Binding of an IM30 ring to TMs requires a free lipid area of about 380 nm2 (total surface of the ring considered as a disc with an assumed ring diameter of 22 nm).2 In Synechocystis PCC 6803 TMs, the proportion of proteins (weight/weight) is 68%55 and in spinach TMs, the proteins area occupancy has been estimated to be 75%.56 Thus, binding of IM30 rings seems barely probable in vivo within the crowded environment of a TM, unless stressed membrane areas are protein depleted or an unknown mechanism creates such large protein-free lipid domains. In fact, crowding is not homogeneous in cyanobacterial and plant TMs that possess lateral heterogeneity with densely packed and more fluid areas.57,58 However, while a single IM30 ring covers an area of ~380 nm2, the center of a ring is open leaving a free area of ~80 nm2.2 Binding of smaller units (such as monomers) or flexibly rearranging scaffolds to damaged membranes could completely cover and protect damaged and/or stressed membranes by stabilizing the order of the lipid bilayer via filling the “gaps” between lipid head groups.
Functional characterization of PspA/IM30 proteins has been notoriously difficult. But combining the lessons learned from its best studied members – the PspA from enterobacteria, IM30 (Vipp1) from cyanobacteria and plants, and LiaH from Firmicutes– allowed extracting a first set of common features with respect to their oligomerization, membrane binding and putative membrane protecting function, as discussed here. We propose that membrane protection of members of the PspA/IM30 protein family is mediated by (1.) binding of oligomeric/multimeric assemblies or ring structures to stressed membrane areas followed (2.) by ring dissociation, which results in exposure of membrane-binding amphiphilic helices and finally in coverage of a stressed membrane area by monomers or flexible scaffolds (Fig. 1). Notably, membrane attachment of oligomeric proteins and subsequent local disassembly results in a high monomer concentration that is confined to a selected membrane area.

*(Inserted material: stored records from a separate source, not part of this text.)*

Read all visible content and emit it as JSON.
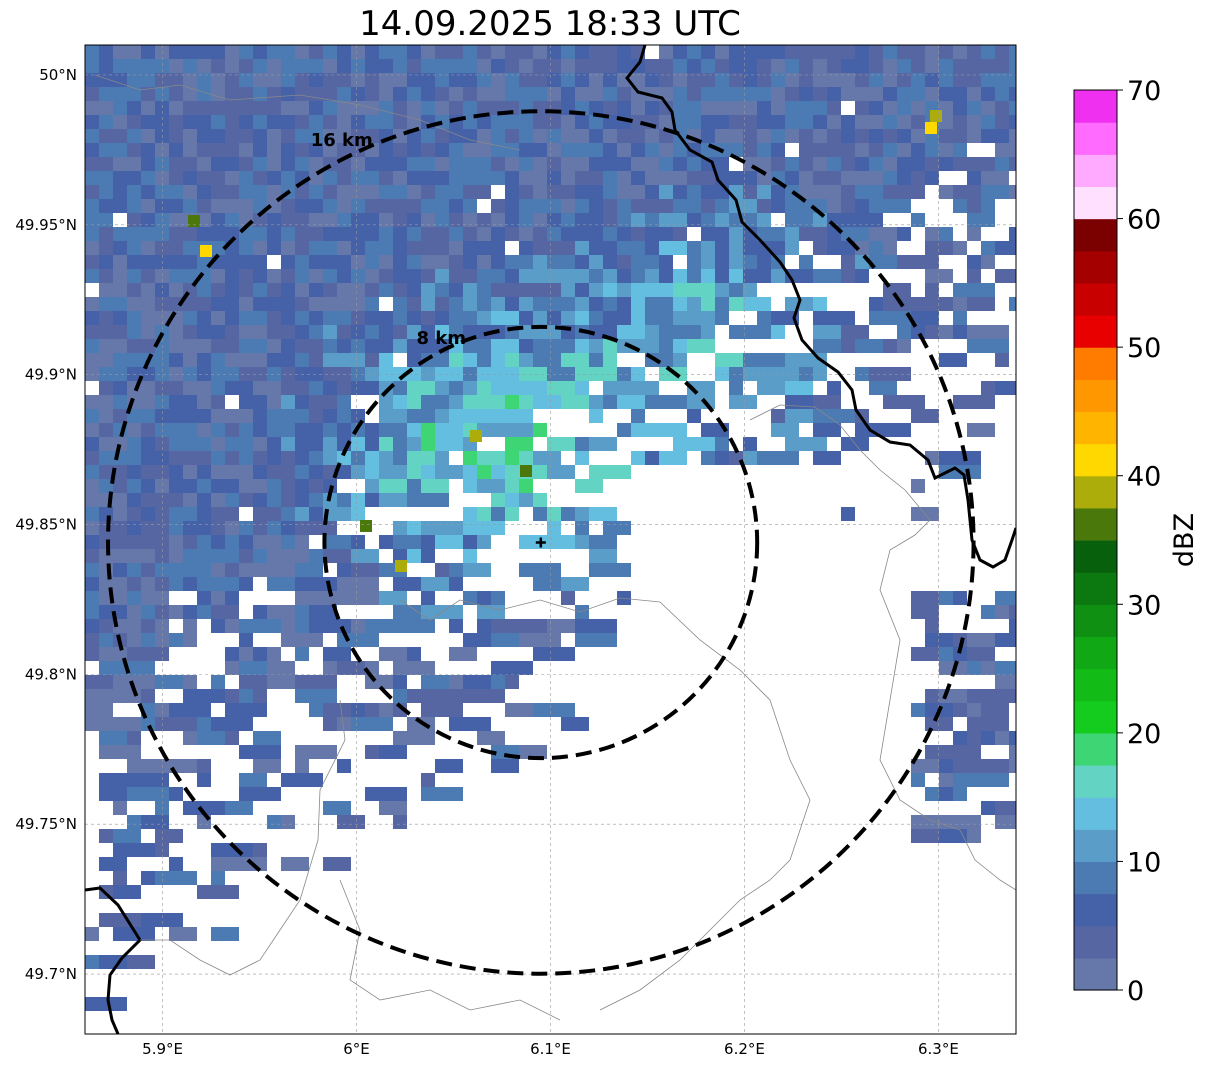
{
  "title": "14.09.2025 18:33 UTC",
  "map": {
    "lon_range": [
      5.86,
      6.34
    ],
    "lat_range": [
      49.68,
      50.01
    ],
    "lon_ticks": [
      {
        "value": 5.9,
        "label": "5.9°E"
      },
      {
        "value": 6.0,
        "label": "6°E"
      },
      {
        "value": 6.1,
        "label": "6.1°E"
      },
      {
        "value": 6.2,
        "label": "6.2°E"
      },
      {
        "value": 6.3,
        "label": "6.3°E"
      }
    ],
    "lat_ticks": [
      {
        "value": 50.0,
        "label": "50°N"
      },
      {
        "value": 49.95,
        "label": "49.95°N"
      },
      {
        "value": 49.9,
        "label": "49.9°N"
      },
      {
        "value": 49.85,
        "label": "49.85°N"
      },
      {
        "value": 49.8,
        "label": "49.8°N"
      },
      {
        "value": 49.75,
        "label": "49.75°N"
      },
      {
        "value": 49.7,
        "label": "49.7°N"
      }
    ],
    "radar_site": {
      "lon": 6.095,
      "lat": 49.844
    },
    "range_rings": [
      {
        "radius_km": 8,
        "label": "8 km"
      },
      {
        "radius_km": 16,
        "label": "16 km"
      }
    ],
    "grid": true
  },
  "colorbar": {
    "label": "dBZ",
    "min": 0,
    "max": 70,
    "ticks": [
      "0",
      "10",
      "20",
      "30",
      "40",
      "50",
      "60",
      "70"
    ],
    "colors": [
      "#6677aa",
      "#5566a3",
      "#4561a8",
      "#4c7ab3",
      "#5a9dc8",
      "#63bedf",
      "#63d3c4",
      "#3ed575",
      "#14cc1e",
      "#12bb15",
      "#10a814",
      "#0f9012",
      "#0b7810",
      "#07600c",
      "#4a780a",
      "#acac0a",
      "#ffd800",
      "#ffb400",
      "#ff9800",
      "#ff7c00",
      "#e80000",
      "#c80000",
      "#a50000",
      "#7b0000",
      "#ffe0ff",
      "#ffaaff",
      "#ff6aff",
      "#f030f0"
    ]
  }
}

Clearly, besides the proposed membrane-protective activity of PspA/IM30 proteins, they have gained more specific functions in their special systems, and these activities are likely differently regulated. However, the here described insights can now serve as a starting point for more detailed functional and biochemical analyses that will ultimately unravel both general and organism-specific features of the ubiquitously distributed PspA/IM30 protein family.
No potential conflicts of interest were disclosed.
This work was supported by the University of Mainz; and the Ernst & Margarete Wagemann Foundation.